TAZ vom 27.11.02 Ein aktivierender Sozialstaat
Mit den Hartz-Plänen will die Bundesregierung Arbeitslosen Beine machen.
Eine linkes Bündnis schwingt sich nun schon mal auf - zum Protest. Nächste Woche
Demonstration vorm Arbeitsamt
von PETER NOWAK

Das dürften sich die FreundInnen des Konzepts vom aktivierenden Sozialstaat
doch etwas anders vorgestellt haben. Seit die Pläne des ehemaligen
VW-Managers Peter Hartz zur Umstrukturierung von Arbeitsmarkt und Sozialsystemen
konkrete Gestalt annehmen, regt sich der Protest.
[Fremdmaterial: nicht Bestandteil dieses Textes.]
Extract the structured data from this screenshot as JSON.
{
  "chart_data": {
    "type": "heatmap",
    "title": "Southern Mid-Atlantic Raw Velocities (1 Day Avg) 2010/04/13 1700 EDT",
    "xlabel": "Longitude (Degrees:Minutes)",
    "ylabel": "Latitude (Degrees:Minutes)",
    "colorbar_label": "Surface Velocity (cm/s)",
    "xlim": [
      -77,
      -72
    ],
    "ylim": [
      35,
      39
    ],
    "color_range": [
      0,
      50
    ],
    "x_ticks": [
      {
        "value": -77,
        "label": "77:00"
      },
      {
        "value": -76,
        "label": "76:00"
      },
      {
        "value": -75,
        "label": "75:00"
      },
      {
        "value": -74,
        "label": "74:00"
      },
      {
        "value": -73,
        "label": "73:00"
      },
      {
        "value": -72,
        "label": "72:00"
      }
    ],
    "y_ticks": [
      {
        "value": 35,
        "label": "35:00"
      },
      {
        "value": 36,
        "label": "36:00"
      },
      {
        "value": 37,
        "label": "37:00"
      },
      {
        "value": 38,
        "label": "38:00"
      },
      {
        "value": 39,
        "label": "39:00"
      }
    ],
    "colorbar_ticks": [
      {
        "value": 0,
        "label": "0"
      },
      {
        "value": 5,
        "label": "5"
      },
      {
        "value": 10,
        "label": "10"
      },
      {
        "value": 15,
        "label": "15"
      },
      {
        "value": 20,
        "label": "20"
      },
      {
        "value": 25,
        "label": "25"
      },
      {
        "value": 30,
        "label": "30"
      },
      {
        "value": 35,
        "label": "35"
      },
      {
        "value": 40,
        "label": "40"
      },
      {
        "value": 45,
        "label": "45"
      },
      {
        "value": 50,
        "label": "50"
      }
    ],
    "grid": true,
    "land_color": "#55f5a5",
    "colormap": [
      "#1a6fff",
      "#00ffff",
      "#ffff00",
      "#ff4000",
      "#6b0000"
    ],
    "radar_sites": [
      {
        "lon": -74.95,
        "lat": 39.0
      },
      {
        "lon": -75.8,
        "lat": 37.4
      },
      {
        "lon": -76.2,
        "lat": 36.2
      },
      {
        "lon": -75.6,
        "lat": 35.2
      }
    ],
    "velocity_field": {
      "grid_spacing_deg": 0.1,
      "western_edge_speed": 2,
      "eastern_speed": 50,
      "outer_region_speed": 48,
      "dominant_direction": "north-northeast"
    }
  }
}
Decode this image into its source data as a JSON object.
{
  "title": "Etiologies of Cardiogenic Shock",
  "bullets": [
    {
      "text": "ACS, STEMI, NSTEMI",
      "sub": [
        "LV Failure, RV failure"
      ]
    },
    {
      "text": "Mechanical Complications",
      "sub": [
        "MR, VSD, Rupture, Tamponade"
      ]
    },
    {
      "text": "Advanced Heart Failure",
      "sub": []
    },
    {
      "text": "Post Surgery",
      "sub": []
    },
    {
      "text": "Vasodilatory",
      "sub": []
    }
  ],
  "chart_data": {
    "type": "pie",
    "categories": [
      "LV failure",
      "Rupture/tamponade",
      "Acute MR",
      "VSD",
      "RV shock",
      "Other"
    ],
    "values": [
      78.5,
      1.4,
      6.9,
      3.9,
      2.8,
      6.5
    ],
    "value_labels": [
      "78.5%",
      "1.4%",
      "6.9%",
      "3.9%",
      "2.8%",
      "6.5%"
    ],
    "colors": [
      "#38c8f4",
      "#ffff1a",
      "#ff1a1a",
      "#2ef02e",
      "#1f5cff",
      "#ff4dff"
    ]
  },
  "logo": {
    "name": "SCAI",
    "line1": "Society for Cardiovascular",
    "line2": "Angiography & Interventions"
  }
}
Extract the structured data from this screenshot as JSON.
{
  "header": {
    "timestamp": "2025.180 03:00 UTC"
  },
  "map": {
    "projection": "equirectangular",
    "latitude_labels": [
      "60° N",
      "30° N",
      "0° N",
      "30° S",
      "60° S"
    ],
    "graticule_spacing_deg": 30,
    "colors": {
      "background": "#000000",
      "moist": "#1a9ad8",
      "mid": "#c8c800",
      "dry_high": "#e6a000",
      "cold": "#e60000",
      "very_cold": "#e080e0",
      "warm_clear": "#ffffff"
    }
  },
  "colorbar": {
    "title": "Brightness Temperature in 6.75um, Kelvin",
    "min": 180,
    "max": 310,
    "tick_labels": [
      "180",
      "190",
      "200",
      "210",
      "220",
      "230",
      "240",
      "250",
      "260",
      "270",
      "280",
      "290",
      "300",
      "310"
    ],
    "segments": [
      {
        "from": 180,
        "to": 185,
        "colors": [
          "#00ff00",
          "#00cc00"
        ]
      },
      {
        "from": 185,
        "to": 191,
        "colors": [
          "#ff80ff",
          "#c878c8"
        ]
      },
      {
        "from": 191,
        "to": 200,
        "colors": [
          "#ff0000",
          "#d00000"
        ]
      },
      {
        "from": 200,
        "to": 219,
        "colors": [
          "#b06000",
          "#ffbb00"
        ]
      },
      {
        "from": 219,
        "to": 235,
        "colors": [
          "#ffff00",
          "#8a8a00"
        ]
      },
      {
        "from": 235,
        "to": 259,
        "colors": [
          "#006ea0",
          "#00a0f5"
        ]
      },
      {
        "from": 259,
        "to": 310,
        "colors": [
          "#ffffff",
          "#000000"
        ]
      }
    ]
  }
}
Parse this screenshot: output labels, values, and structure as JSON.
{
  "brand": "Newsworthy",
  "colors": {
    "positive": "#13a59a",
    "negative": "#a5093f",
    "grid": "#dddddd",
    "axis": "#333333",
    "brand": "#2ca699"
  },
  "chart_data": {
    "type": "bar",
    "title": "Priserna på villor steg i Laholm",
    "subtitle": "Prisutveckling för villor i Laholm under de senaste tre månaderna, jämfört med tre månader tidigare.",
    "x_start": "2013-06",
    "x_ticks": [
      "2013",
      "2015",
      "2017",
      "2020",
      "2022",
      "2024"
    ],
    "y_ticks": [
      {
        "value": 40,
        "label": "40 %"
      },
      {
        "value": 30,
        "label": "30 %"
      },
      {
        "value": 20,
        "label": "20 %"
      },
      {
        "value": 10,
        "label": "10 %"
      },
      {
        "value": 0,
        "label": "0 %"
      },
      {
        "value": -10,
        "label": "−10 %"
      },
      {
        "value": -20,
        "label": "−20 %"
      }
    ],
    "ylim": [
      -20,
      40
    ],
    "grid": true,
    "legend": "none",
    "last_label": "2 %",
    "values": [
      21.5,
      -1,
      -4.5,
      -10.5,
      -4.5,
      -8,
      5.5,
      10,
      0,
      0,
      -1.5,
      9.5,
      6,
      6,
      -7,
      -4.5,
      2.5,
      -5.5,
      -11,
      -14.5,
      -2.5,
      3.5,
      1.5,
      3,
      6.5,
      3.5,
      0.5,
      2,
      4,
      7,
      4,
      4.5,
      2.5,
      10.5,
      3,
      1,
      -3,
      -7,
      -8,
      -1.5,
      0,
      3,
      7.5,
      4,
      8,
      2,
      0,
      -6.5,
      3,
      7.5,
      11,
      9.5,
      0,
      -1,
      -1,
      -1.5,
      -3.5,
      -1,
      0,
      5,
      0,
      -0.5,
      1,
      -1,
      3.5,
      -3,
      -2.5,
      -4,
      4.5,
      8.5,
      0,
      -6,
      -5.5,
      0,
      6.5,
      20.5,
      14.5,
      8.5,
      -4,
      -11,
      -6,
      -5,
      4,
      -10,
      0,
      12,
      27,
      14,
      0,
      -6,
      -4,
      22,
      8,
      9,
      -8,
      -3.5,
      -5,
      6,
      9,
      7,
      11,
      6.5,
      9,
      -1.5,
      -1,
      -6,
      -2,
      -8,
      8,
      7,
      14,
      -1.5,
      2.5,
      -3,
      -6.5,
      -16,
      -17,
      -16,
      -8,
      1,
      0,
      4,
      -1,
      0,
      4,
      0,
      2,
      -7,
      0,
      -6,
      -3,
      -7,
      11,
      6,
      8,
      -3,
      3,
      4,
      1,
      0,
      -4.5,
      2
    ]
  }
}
Nach dem Ruhrgebiet und
Frankfurt/Main hat sich jetzt auch in Berlin ein Anti-Hartz-Bündnis gegründet, das
mehrere Arbeitsgruppen und auch schon eine eigene Grundsatzerklärung hat. Am
Montagabend hat das Bündnis unter dem Motto "Sich aktivieren gegen ,Hartz' -
Gegen Arbeitszwang, Niedriglöhne und Ich-AGs" zur ersten öffentlichen
Veranstaltung ins Kreuzberger Veranstaltungslokal Kato eingeladen.

Eine bewegungserfahrene Berliner Altaktivistin hatte vorher gewarnt. "Wer zu
spät kommt, kriegt keinen Platz. Das Thema ist zurzeit total in. Die
Flugblätter werden uns zurzeit förmlich aus der Hand gerissen, und das
Informationsbedürfnis ist riesig." Sie sollte Recht behalten. Schon lange vor Beginn war
im Kato kein Platz mehr zu bekommen. Da saßen GewerkschafterInnen neben
Mitgliedern von Erwerbslosen- oder Sozialhilfeinitiativen. Sogar linke
SzeneaktivistInnen, die die soziale Frage schon lange kaum noch buchstabieren konnten,
ließen sich von Hinrich Germs von den Erwerbsloseninitiativen erklären, welche
Folgen die Umsetzung der Hartz-Vorschläge hätte.

Anette Schäfer vom Berliner Gegeninformationsbüro skizzierte die politische
Stoßrichtung und den Kontext dieser Pläne. Mit dem Verweis auf Äußerungen von
führenden Wirtschaftsexperten stellte sie die Herstellung von sozialer
Ungleichheit als Stimulans für die Wirtschaft als bewusstes Ziel heraus. Jörg
Steinert vom Anti-Hartz-Bündnis befasste sich mit den Widerstandsperspektiven. Es
gelte ein Anti-Hartz-Bündnis zu schmieden, das von linken Gewerkschaftern
über Erwerbslosenvertreter bis hin zu den Autonomen reiche.

Anschließend stellte Steinert einige Aktionen vor, die in Berlin geplant
sind. Ein erster Höhepunkt auf der Protestagenda wird die erste Dezemberwoche
sein. Unter dem Motto "Was tun gegen Hartz" ist für den 4. Dezember eine
Podiumsdiskussion mit dem Gewerkschafter Detlef Hensche, dem linken
Wirtschaftswissenschaftler Michael Heinrich und der Erwerbslosenaktivistin Christa
Sonnenfeld in der Humboldt-Universität geplant. Einen Tag später soll die erste
berlinweite Anti-Hartz-Demonstration am Arbeitsamt in der Charlottenstraße
beginnen. Ort und Zeit sind bewusst gewählt. Schließlich werden am 5. Dezember die
aktuellen Erwerbslosenzahlen bekannt gegeben. Für den 19. Dezember rufen die
AktivistInnen zum "Tag des sozialen Protests" auf.

Die Befürchtung, dass ihnen über Weihnachten die Puste ausgeht, haben die
AktivistInnen nicht. Schließlich seien schon "Hartz II" und "Hartz III"
genannte Gesetzespakete in Vorbereitung. Außerdem sollen im Januar bei Siemens und
Vivendi die ersten Berliner Personal-Service-Agenturen (PSA) eröffnet werden.
Dort sollen getreu den Hartz-Plänen ArbeitslosengeldbezieherInnen sechs
Monate zur Arbeit "ausgeliehen" werden. Weigerungen haben Kürzungen der Leistungen
zur Folge. Die Anti-Hartz-AktivistInnen wollen diese PSA in den Mittelpunkt
ihrer Proteste stellen. "Im Ruhrgebiet hat Superminister Clement seinen
PSA-Besuch wegen der Proteste absagen müssen. Das können wir in Berlin auch
schaffen", meinte ein Teilnehmer unter Applaus.